Children are vulnerable to jumping to conclusions due to this built in quick firing brain process, but they are additionally compromised because their brains and life experiences limit their ability to do the careful slow analysis of their assumptions or conclusions.They are dependent upon adults for this sorting through and analyzing work as their cortexes continue to develop. Yet, as many adults prove, careful analysis does not come with age and capacity. We all have a built in tendency to stick with these quickly formed assumptions. Logical thinking and analysis – where assumptions are tested – must be learned. That process begins with a parent’s curiosity and requests for elaboration and explanations.

Sleep is when our brains do much of the work of converting memories to more permanent storage. Bedtime is a good time to talk. It is also a good time to get to our children’s potential certainty before the cement dries. Then, at least, when he sleeps, the annotated version of his day is going into the memory bank.

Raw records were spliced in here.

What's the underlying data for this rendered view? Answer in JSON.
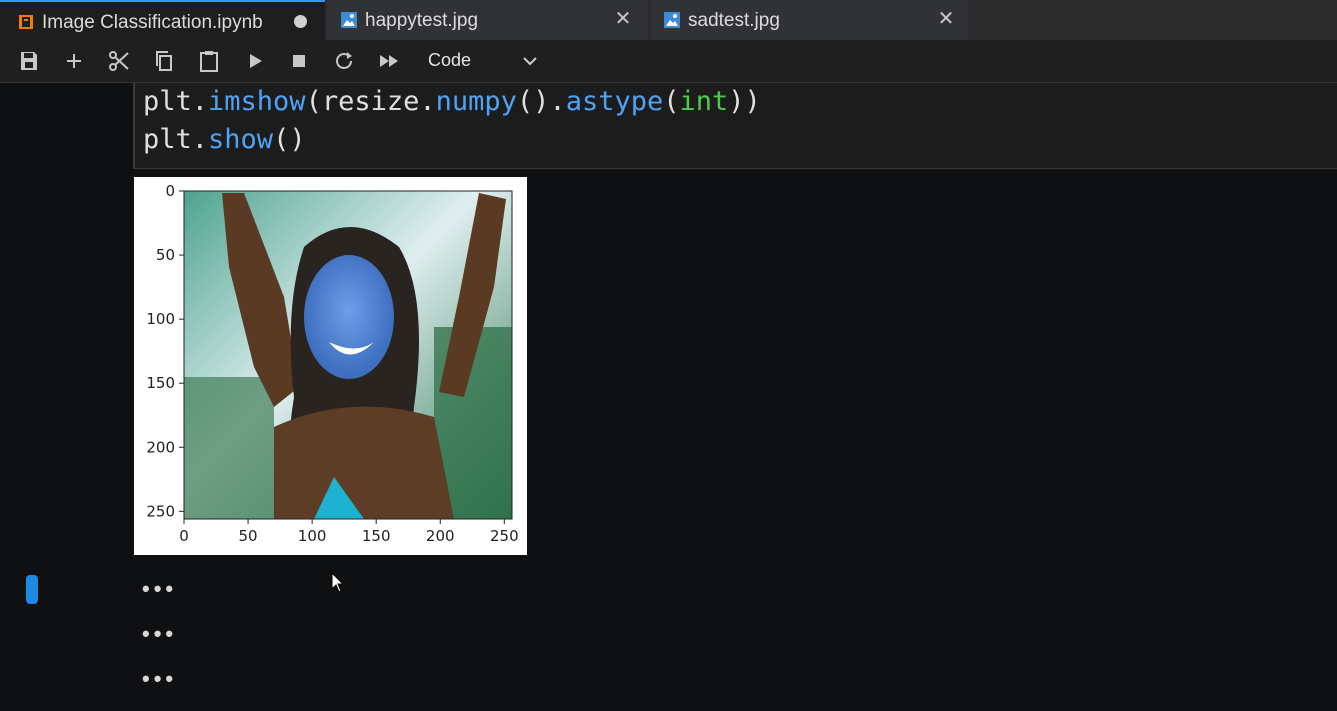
{
  "tabs": [
    {
      "label": "Image Classification.ipynb",
      "icon": "notebook-icon",
      "active": true,
      "modified": true
    },
    {
      "label": "happytest.jpg",
      "icon": "image-file-icon",
      "active": false
    },
    {
      "label": "sadtest.jpg",
      "icon": "image-file-icon",
      "active": false
    }
  ],
  "toolbar": {
    "buttons": [
      "save-icon",
      "add-cell-icon",
      "cut-icon",
      "copy-icon",
      "paste-icon",
      "run-icon",
      "stop-icon",
      "restart-icon",
      "run-all-icon"
    ],
    "cell_type": "Code"
  },
  "code": {
    "line1": {
      "a": "plt.",
      "b": "imshow",
      "c": "(resize.",
      "d": "numpy",
      "e": "().",
      "f": "astype",
      "g": "(",
      "h": "int",
      "i": "))"
    },
    "line2": {
      "a": "plt.",
      "b": "show",
      "c": "()"
    }
  },
  "chart_data": {
    "type": "image",
    "x_ticks": [
      "0",
      "50",
      "100",
      "150",
      "200",
      "250"
    ],
    "y_ticks": [
      "0",
      "50",
      "100",
      "150",
      "200",
      "250"
    ],
    "xlim": [
      0,
      256
    ],
    "ylim": [
      256,
      0
    ]
  },
  "collapsed_outputs": [
    "•••",
    "•••",
    "•••"
  ],
  "colors": {
    "accent": "#3794ff",
    "indicator": "#1e88e5"
  }
}
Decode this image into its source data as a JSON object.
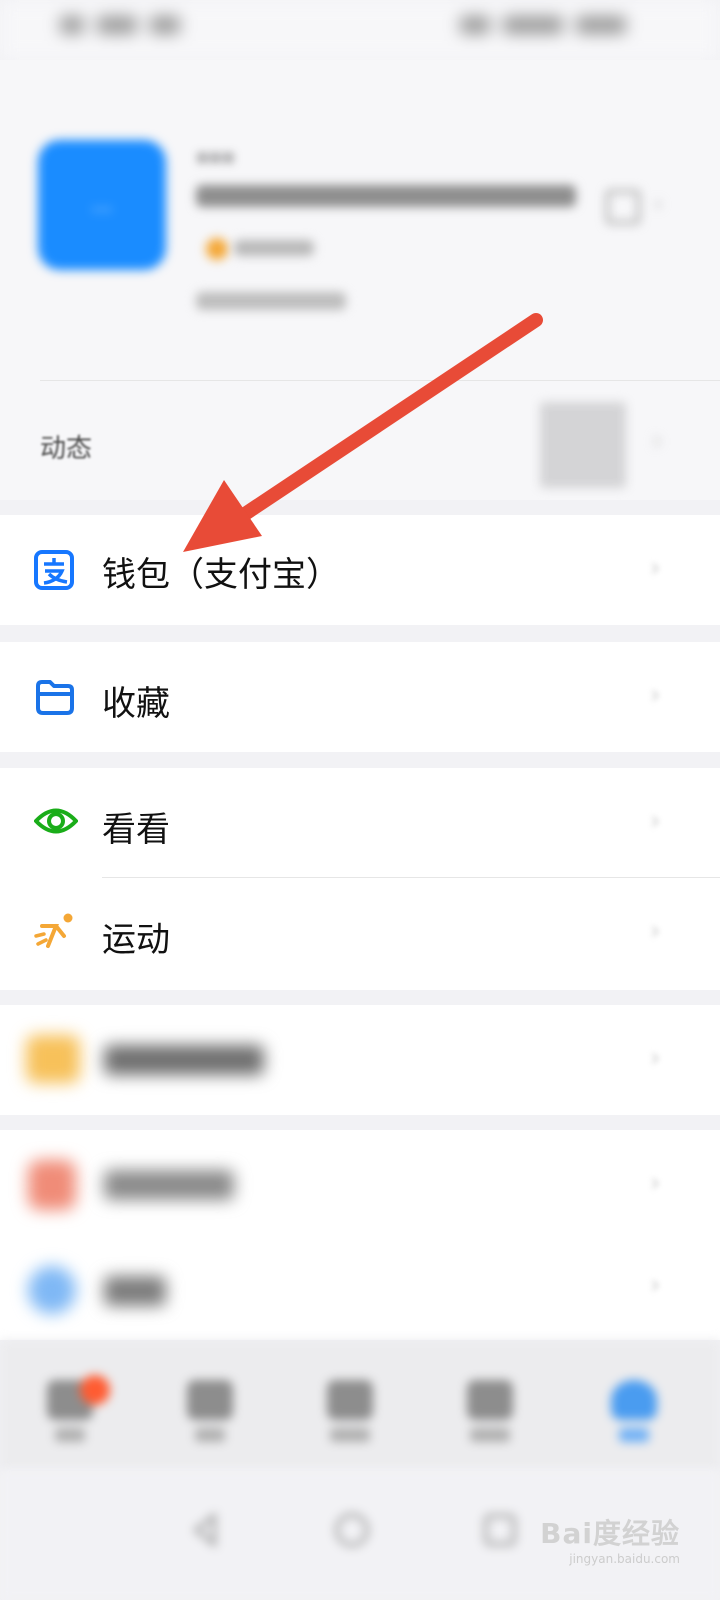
{
  "profile": {
    "avatar_text": "...",
    "nickname": "..."
  },
  "moments": {
    "label": "动态"
  },
  "menu": {
    "wallet_label": "钱包（支付宝）",
    "favorites_label": "收藏",
    "look_label": "看看",
    "sport_label": "运动"
  },
  "watermark": {
    "brand": "Bai度经验",
    "sub": "jingyan.baidu.com"
  },
  "colors": {
    "wallet_blue": "#1677ff",
    "favorites_blue": "#1a73e8",
    "look_green": "#1aad19",
    "sport_orange": "#f4a736",
    "arrow_red": "#e84b37",
    "avatar_blue": "#1a8cff"
  }
}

Bedtime is for reading stories, telling stories, and listening to your child’s stories. This is when they can tell you about their day, how it affected them, and what they’re concerned about. Genuine curiosity about what happened and what sense they made of it conveys caring and promotes attunement. It also brings these quickly formed conclusions out to see if they survive the “analysis” entailed in listening to themselves talk about it and explain why they believe what they have concluded.

Key Competencies: Logical thinking; communication; relatedness (engagement)

Key Words: Inattentional blindness; certainty; elaboration; listening; genuine curiosity; expectations; biases

If you thought their YouTube was interesting, wait until you read their book: The Invisible Gorilla: And Other Ways Our Intuitions Deceive Us, by Christopher Chabris and Daniel Simons. The implications for inattentive blindness are profound and often life threatening. You will also look both ways at an intersection, twice!

The work of Daniel Kahneman and Amos Tversky described significant biases in judgement and decision making. Regardless of intelligence level, humans make judgement errors due to built in cognitive biases or unconscious errors in reasoning. For a complete summary of what you don’t know and what you don’t know you don’t know, read Kahneman’s new book Thinking, Fast and Slow. He describes our intuitive System 1 brains as capable of drawing quick judgments and causal conclusions and our analytical System 2 brains as capable of slower, more deliberate thought. Unfortunately, System 2 not only fails to get involved enough, but when it does it is often in the service of substantiating a false assumption that originated with System 1. I do not do justice to a great book. If you are at all curious about how we think and make decisions, it is a must read. For a review, see Two Brains Running, by Jim Holt of the New York Times.